# ISO Not Enough Disk Space/Permissions



## techie9109 (May 20, 2018)

Hello all. First off, while I am more technological than the average bear, I am not super knowledgeable about iso, dll files, etc. My problem has to do with a PC game (Harry Potter and the Deathly Hallows Part 2). It's skidrow. So I downloaded and mounted the iso using PowerIso. The instructions were to copy the skidrow folder's contents, while is a dll file, into the game installation folder, which I'm assuming is the PC folder (since it has the game launch).


I've been having problems with permissions, and have gone through and tried to give permissions to "everyone" in several ways, but to no avail. I tried then to copy the dll file to my desktop, and that seemed to work because it no longer asks to for permissions. However, when I try to copy the file over, it says "There is not enough space on HP8. You need an additional 76.0 KB to copy these files". 
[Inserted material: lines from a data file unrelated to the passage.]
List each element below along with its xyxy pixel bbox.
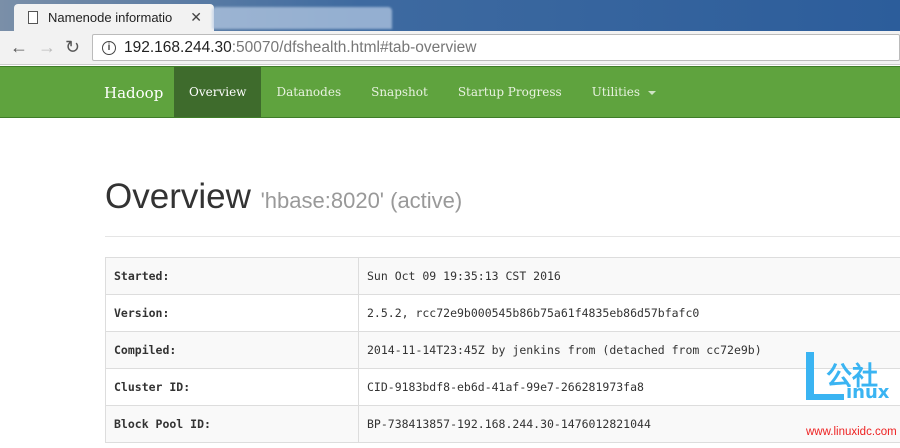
watermark-linux: inux xyxy=(846,382,890,403)
nav-datanodes[interactable]: Datanodes xyxy=(261,67,356,117)
row-value: Sun Oct 09 19:35:13 CST 2016 xyxy=(358,257,900,295)
page-title-text: Overview xyxy=(105,177,251,216)
url-host: 192.168.244.30 xyxy=(124,38,232,56)
info-icon[interactable]: i xyxy=(102,40,116,55)
row-key: Compiled: xyxy=(105,331,359,369)
address-toolbar: ← → ↻ i 192.168.244.30:50070/dfshealth.h… xyxy=(0,31,900,65)
document-icon xyxy=(28,11,38,24)
url-path: :50070/dfshealth.html#tab-overview xyxy=(231,38,477,56)
table-row: Block Pool ID: BP-738413857-192.168.244.3… xyxy=(105,405,900,443)
nav-startup-progress[interactable]: Startup Progress xyxy=(443,67,577,117)
table-row: Version: 2.5.2, rcc72e9b000545b86b75a61f4… xyxy=(105,294,900,332)
watermark-l-stroke xyxy=(806,352,814,400)
overview-table: Started: Sun Oct 09 19:35:13 CST 2016 Ver… xyxy=(105,257,900,443)
nav-utilities-label: Utilities xyxy=(591,85,641,99)
address-bar[interactable]: i 192.168.244.30:50070/dfshealth.html#ta… xyxy=(92,34,900,61)
reload-icon[interactable]: ↻ xyxy=(65,37,80,58)
row-value: 2.5.2, rcc72e9b000545b86b75a61f4835eb86d… xyxy=(358,294,900,332)
browser-tab-active[interactable]: Namenode informatio ✕ xyxy=(14,4,214,31)
table-row: Cluster ID: CID-9183bdf8-eb6d-41af-99e7-2… xyxy=(105,368,900,406)
navbar: Hadoop Overview Datanodes Snapshot Start… xyxy=(0,66,900,118)
caret-down-icon xyxy=(648,90,657,95)
row-key: Version: xyxy=(105,294,359,332)
tab-title: Namenode informatio xyxy=(48,10,173,25)
divider xyxy=(105,236,900,237)
page-title: Overview 'hbase:8020' (active) xyxy=(105,177,462,217)
browser-tab-inactive[interactable] xyxy=(212,7,392,29)
nav-overview[interactable]: Overview xyxy=(174,67,262,117)
forward-icon[interactable]: → xyxy=(38,37,56,58)
table-row: Compiled: 2014-11-14T23:45Z by jenkins fr… xyxy=(105,331,900,369)
watermark-l-base xyxy=(806,394,844,400)
back-icon[interactable]: ← xyxy=(10,37,28,58)
brand[interactable]: Hadoop xyxy=(104,84,163,102)
watermark-logo: 公社 inux www.linuxidc.com xyxy=(806,352,900,448)
row-key: Block Pool ID: xyxy=(105,405,359,443)
row-key: Cluster ID: xyxy=(105,368,359,406)
page-subtitle: 'hbase:8020' (active) xyxy=(260,188,463,213)
row-key: Started: xyxy=(105,257,359,295)
browser-tabstrip: Namenode informatio ✕ xyxy=(0,0,900,31)
close-tab-icon[interactable]: ✕ xyxy=(190,9,202,26)
watermark-url: www.linuxidc.com xyxy=(806,426,897,438)
nav-snapshot[interactable]: Snapshot xyxy=(356,67,443,117)
table-row: Started: Sun Oct 09 19:35:13 CST 2016 xyxy=(105,257,900,295)
nav-utilities[interactable]: Utilities xyxy=(577,67,671,117)
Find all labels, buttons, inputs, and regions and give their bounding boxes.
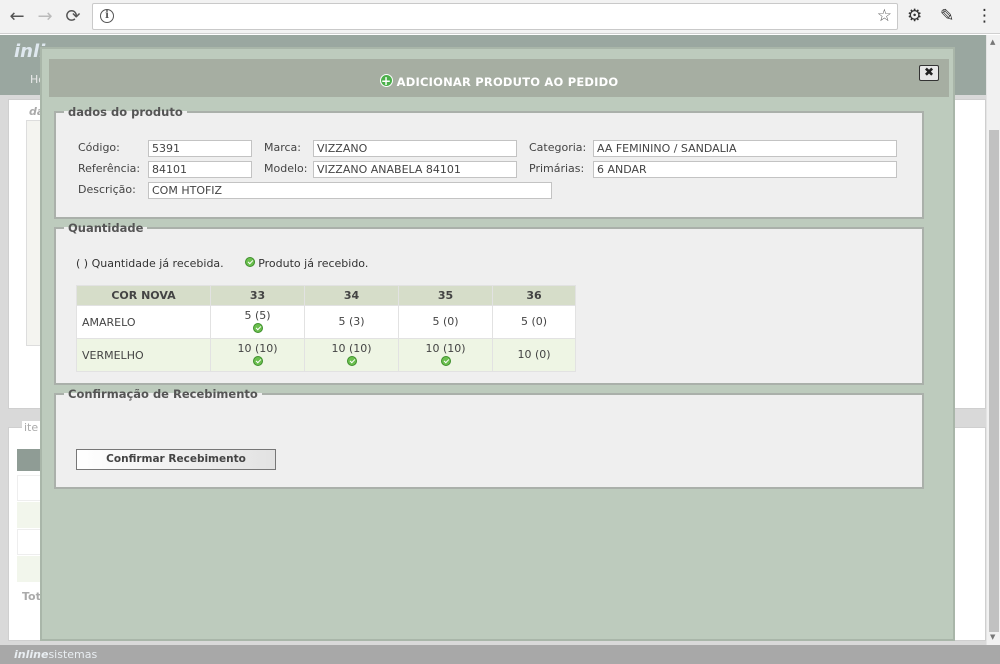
- eyedropper-icon[interactable]: ✎: [940, 6, 954, 26]
- add-product-modal: + ADICIONAR PRODUTO AO PEDIDO ✖ dados do …: [40, 47, 955, 641]
- referencia-label: Referência:: [78, 162, 141, 175]
- color-name-cell: AMARELO: [76, 305, 211, 339]
- confirm-receipt-button[interactable]: Confirmar Recebimento: [76, 449, 276, 470]
- categoria-field: AA FEMININO / SANDALIA: [593, 140, 897, 157]
- browser-toolbar: ← → ⟳ i ☆ ⚙ ✎ ⋮: [0, 0, 1000, 34]
- marca-field: VIZZANO: [313, 140, 517, 157]
- address-bar[interactable]: i ☆: [92, 3, 898, 30]
- menu-icon[interactable]: ⋮: [976, 6, 993, 26]
- categoria-label: Categoria:: [529, 141, 587, 154]
- check-circle-icon: [244, 257, 255, 267]
- modelo-label: Modelo:: [264, 162, 308, 175]
- bookmark-star-icon[interactable]: ☆: [877, 6, 892, 26]
- codigo-label: Código:: [78, 141, 120, 154]
- descricao-label: Descrição:: [78, 183, 136, 196]
- page-scrollbar[interactable]: ▲ ▼: [986, 35, 1000, 645]
- background-total-label: Tot: [22, 590, 41, 603]
- column-header: COR NOVA: [76, 285, 211, 306]
- modelo-field: VIZZANO ANABELA 84101: [313, 161, 517, 178]
- scroll-down-icon[interactable]: ▼: [990, 633, 995, 641]
- quantity-cell: 5 (0): [398, 305, 493, 339]
- check-circle-icon: [346, 355, 357, 366]
- primarias-label: Primárias:: [529, 162, 585, 175]
- column-header: 34: [304, 285, 399, 306]
- table-row: AMARELO 5 (5) 5 (3) 5 (0) 5 (0): [76, 305, 576, 339]
- footer-bar: inlinesistemas: [0, 645, 1000, 664]
- check-circle-icon: [252, 322, 263, 333]
- received-qty-note: ( ) Quantidade já recebida.: [76, 257, 224, 270]
- primarias-field: 6 ANDAR: [593, 161, 897, 178]
- confirmation-legend: Confirmação de Recebimento: [68, 387, 258, 401]
- table-row: VERMELHO 10 (10) 10 (10) 10 (10) 10 (0): [76, 338, 576, 372]
- info-icon[interactable]: i: [100, 9, 114, 23]
- confirmation-fieldset: Confirmação de Recebimento Confirmar Rec…: [54, 387, 924, 489]
- quantity-cell: 5 (3): [304, 305, 399, 339]
- background-items-legend: ite: [22, 421, 41, 434]
- modal-header: + ADICIONAR PRODUTO AO PEDIDO ✖: [49, 59, 949, 97]
- quantity-fieldset: Quantidade ( ) Quantidade já recebida. P…: [54, 221, 924, 385]
- quantity-cell: 10 (10): [210, 338, 305, 372]
- quantity-notes: ( ) Quantidade já recebida. Produto já r…: [76, 257, 368, 270]
- scroll-thumb[interactable]: [989, 130, 999, 632]
- quantity-cell: 10 (10): [398, 338, 493, 372]
- quantity-table: COR NOVA 33 34 35 36 AMARELO 5 (5) 5 (3)…: [76, 285, 576, 372]
- check-circle-icon: [252, 355, 263, 366]
- referencia-field: 84101: [148, 161, 252, 178]
- quantity-cell: 10 (10): [304, 338, 399, 372]
- codigo-field: 5391: [148, 140, 252, 157]
- column-header: 35: [398, 285, 493, 306]
- add-icon: +: [379, 74, 393, 88]
- marca-label: Marca:: [264, 141, 302, 154]
- received-product-note: Produto já recebido.: [258, 257, 369, 270]
- modal-title: ADICIONAR PRODUTO AO PEDIDO: [396, 75, 619, 89]
- quantity-cell: 5 (5): [210, 305, 305, 339]
- color-name-cell: VERMELHO: [76, 338, 211, 372]
- settings-icon[interactable]: ⚙: [907, 6, 922, 26]
- quantity-legend: Quantidade: [68, 221, 144, 235]
- forward-icon[interactable]: →: [34, 6, 56, 28]
- product-data-fieldset: dados do produto Código: 5391 Marca: VIZ…: [54, 105, 924, 219]
- descricao-field: COM HTOFIZ: [148, 182, 552, 199]
- column-header: 33: [210, 285, 305, 306]
- column-header: 36: [492, 285, 576, 306]
- scroll-up-icon[interactable]: ▲: [990, 38, 995, 46]
- reload-icon[interactable]: ⟳: [62, 6, 84, 28]
- check-circle-icon: [440, 355, 451, 366]
- back-icon[interactable]: ←: [6, 6, 28, 28]
- quantity-cell: 5 (0): [492, 305, 576, 339]
- table-header-row: COR NOVA 33 34 35 36: [76, 285, 576, 306]
- footer-brand: inlinesistemas: [14, 648, 98, 661]
- close-button[interactable]: ✖: [919, 65, 939, 81]
- product-data-legend: dados do produto: [68, 105, 183, 119]
- quantity-cell: 10 (0): [492, 338, 576, 372]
So my question really is, what can I do to make the game work? Attached are some pictures to help. I have windows 10. Please help!


----------



## tristar (Aug 12, 2008)

If this is a Pirated copy of the game, unfortunately we would be unable to support you since they are against the forum rules.


----------



## Lachdanan (Apr 23, 2013)

techie9109 said:


> It's skidrow.


Looks like it is indeed a pirated copy.


----------